好調だった一昨季にしても、最終的にプレーオフ進出圏外の7位に終わったのはモチベーションに差があったからだと見るのは、あまりに意地の悪い見方だろうか。
とはいえ、現実から目を背けても話は前に進まない。相馬監督は目の前の事実は事実として受け止めたうえで、「6位以内」という目標を掲げ、選手とともにその達成を目指している。
なぜ6位以内なのか。
もちろん、それがJ1昇格のための最低基準(J1昇格プレーオフ進出圏内)であることがひとつの理由ではあるが、単なる”目安”で、それが掲げられているわけではない。
指揮官が言う「6位以内」が意味するものは、「J1にチャレンジするにふさわしいチームになっていこう」ということであり、「J1のスタンダードに少しでも近づこう」ということだ。相馬監督は厳しい現在の状況についても、「自分たちが近い将来J1へ上がったときに、まったく歯が立たなかったではなく、少しでも爪痕を残したり、継続して残留したりできるようなベースを作る時間をもらっていると思っている」と、前向きにとらえる。
もちろん、長い目で見れば見るほど、「ベテランの選手たちなんかは、本当に自分がJ1で戦えるかどうかわからない」という現実もある。
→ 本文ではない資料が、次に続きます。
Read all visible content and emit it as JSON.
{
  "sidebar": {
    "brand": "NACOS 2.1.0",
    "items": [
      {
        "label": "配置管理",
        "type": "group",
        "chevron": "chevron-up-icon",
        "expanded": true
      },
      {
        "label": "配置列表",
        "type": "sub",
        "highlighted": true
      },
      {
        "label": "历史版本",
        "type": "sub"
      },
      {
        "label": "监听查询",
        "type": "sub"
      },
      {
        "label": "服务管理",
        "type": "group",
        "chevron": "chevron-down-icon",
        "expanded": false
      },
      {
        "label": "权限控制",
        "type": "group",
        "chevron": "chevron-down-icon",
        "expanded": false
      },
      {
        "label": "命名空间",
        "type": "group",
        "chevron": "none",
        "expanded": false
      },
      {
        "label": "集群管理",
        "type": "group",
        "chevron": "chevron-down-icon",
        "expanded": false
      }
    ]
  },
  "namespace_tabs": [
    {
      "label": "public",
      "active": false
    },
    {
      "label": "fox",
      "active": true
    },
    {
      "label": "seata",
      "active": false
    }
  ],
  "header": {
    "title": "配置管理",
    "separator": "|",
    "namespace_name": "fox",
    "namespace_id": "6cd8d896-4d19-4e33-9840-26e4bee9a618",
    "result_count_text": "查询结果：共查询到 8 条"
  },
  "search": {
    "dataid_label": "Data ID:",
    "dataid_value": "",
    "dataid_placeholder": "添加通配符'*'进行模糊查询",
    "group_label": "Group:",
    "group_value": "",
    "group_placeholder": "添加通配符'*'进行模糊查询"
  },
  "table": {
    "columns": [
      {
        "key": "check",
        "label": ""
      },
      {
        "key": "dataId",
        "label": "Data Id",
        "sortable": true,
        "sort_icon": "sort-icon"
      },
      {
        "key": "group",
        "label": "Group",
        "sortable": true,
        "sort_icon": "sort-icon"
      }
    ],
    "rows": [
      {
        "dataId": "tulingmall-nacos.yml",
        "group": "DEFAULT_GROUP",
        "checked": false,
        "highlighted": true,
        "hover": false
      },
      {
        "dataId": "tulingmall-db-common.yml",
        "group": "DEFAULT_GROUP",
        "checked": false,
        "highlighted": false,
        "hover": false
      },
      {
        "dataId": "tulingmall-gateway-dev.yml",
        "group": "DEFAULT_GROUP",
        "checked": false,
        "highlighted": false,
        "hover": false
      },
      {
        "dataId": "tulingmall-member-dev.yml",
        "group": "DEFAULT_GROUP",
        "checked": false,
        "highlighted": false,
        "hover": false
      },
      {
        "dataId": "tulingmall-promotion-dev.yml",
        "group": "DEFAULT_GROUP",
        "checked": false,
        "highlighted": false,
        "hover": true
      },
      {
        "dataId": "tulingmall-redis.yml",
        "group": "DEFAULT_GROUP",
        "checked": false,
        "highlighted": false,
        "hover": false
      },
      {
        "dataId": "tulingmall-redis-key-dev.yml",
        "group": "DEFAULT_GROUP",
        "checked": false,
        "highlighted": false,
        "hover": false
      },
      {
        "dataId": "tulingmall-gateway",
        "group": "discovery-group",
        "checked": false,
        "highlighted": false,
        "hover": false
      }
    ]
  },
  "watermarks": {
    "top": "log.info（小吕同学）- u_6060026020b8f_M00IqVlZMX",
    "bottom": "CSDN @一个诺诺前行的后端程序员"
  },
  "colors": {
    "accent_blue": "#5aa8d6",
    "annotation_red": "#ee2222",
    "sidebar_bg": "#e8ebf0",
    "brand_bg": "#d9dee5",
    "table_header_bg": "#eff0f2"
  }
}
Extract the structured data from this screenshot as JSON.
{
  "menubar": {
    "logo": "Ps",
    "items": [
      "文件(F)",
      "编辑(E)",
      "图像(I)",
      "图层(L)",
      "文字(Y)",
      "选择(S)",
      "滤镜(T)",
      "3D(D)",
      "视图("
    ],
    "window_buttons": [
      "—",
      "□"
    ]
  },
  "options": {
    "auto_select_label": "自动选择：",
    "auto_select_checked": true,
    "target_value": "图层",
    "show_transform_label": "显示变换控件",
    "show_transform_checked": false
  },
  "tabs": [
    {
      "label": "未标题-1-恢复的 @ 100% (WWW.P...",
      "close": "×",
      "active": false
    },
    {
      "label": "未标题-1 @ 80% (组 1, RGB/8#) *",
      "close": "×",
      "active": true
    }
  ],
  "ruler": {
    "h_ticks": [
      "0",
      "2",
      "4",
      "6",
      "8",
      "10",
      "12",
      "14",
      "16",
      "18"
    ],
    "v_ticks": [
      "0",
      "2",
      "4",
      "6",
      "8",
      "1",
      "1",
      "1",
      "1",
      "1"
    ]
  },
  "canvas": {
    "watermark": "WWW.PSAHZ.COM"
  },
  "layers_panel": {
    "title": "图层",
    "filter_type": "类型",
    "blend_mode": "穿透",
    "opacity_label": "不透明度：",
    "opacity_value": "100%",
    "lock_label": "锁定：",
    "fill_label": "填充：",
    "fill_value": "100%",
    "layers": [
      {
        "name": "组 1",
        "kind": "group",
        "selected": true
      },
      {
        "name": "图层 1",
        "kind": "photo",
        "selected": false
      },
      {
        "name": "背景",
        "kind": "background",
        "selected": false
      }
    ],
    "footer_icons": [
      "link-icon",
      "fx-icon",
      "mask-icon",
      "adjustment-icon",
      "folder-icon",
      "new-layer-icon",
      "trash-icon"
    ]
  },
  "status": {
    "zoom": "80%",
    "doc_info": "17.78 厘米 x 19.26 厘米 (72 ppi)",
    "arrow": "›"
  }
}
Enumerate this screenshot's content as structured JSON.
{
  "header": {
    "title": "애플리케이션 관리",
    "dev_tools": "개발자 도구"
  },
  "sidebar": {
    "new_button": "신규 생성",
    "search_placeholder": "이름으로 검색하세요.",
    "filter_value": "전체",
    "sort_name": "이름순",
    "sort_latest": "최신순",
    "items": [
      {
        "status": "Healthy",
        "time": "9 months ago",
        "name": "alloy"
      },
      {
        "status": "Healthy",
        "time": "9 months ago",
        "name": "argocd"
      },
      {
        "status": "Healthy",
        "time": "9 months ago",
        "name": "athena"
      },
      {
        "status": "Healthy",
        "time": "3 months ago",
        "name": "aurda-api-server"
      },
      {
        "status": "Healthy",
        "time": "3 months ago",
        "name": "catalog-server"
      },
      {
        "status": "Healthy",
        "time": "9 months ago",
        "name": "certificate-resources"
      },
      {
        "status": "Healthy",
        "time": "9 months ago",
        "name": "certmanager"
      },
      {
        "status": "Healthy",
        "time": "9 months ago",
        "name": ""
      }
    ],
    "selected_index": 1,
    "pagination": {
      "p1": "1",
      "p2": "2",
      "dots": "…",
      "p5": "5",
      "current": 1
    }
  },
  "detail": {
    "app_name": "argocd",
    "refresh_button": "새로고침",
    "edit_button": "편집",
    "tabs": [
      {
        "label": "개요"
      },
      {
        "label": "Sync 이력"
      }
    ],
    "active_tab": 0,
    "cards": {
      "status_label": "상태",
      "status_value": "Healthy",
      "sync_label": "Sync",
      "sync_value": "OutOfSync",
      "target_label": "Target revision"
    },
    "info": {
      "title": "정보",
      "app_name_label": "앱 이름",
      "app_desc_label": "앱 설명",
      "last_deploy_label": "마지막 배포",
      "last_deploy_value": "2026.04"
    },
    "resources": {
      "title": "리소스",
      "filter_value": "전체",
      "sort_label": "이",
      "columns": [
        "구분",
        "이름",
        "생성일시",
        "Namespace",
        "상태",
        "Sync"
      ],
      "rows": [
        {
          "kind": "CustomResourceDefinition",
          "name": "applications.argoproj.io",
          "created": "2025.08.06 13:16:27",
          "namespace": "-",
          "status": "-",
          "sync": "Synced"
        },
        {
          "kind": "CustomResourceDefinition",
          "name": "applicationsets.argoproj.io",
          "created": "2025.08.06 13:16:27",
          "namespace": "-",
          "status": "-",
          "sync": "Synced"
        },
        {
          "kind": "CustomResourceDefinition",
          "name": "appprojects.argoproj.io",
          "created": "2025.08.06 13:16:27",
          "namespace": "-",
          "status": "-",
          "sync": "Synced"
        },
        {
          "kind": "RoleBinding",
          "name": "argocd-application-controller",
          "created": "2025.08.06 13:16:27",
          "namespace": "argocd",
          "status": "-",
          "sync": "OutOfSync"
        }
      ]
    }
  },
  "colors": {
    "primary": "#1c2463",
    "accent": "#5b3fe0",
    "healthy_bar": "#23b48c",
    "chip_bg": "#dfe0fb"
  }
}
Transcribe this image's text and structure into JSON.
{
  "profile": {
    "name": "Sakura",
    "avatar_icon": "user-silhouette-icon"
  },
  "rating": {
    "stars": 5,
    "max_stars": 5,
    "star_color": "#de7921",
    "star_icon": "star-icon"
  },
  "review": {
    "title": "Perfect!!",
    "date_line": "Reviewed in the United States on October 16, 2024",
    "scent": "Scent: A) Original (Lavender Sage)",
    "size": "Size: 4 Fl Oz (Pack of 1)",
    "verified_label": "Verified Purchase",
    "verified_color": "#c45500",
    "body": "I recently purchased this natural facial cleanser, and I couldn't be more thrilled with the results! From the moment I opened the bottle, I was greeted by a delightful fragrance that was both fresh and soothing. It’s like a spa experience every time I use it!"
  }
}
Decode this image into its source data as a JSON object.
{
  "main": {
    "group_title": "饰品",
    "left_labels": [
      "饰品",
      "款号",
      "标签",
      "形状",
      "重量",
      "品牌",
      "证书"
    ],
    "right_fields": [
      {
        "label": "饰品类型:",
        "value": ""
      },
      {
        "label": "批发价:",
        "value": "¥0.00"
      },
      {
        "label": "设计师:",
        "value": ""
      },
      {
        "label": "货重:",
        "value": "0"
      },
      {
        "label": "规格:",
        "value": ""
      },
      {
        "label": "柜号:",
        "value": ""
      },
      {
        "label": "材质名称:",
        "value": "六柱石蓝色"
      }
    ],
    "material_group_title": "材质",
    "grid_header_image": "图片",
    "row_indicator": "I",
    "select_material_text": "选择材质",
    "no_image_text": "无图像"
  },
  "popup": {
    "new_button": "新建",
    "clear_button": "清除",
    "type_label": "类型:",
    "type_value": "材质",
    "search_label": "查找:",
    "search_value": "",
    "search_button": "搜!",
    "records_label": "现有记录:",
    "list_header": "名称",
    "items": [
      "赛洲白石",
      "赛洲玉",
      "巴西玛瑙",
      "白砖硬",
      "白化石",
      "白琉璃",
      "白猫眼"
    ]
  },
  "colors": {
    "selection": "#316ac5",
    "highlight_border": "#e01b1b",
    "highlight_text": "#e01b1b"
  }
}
それでも、「彼らは、そのための礎(いしずえ)を作るという気持ちを持ってやってくれていると思う」と、相馬監督は語る。
実際、名古屋グランパスから期限付き移籍で今季新加入したMF杉森考起は、「(ベテランの選手から)アドバイスもしてもらえるし、プレーしやすい。チームの目標である6位以内にいるので、雰囲気はすごくいい」と口にする。
相馬監督もまた、頼もしい選手たちをこう言って称える。
「あまり先のことを言うと目の前のことが見えなくなってしまうので、とにかく一戦一戦、少しでもJ1のスタンダードに近づけるようにやっていきたいし、選手たちがこれだけがんばってくれているのは、その気持ちを共有してくれているからだと思う」
自分たちの実力とは別の理由でJ1昇格を阻まれたまま、先の見えない戦いを続けることは決して簡単ではないだろう。だが、どうせオレたちは昇格できないからと、すねたり嘆いたりするよりも、ずっと健全かつ前向きな姿勢だと思う。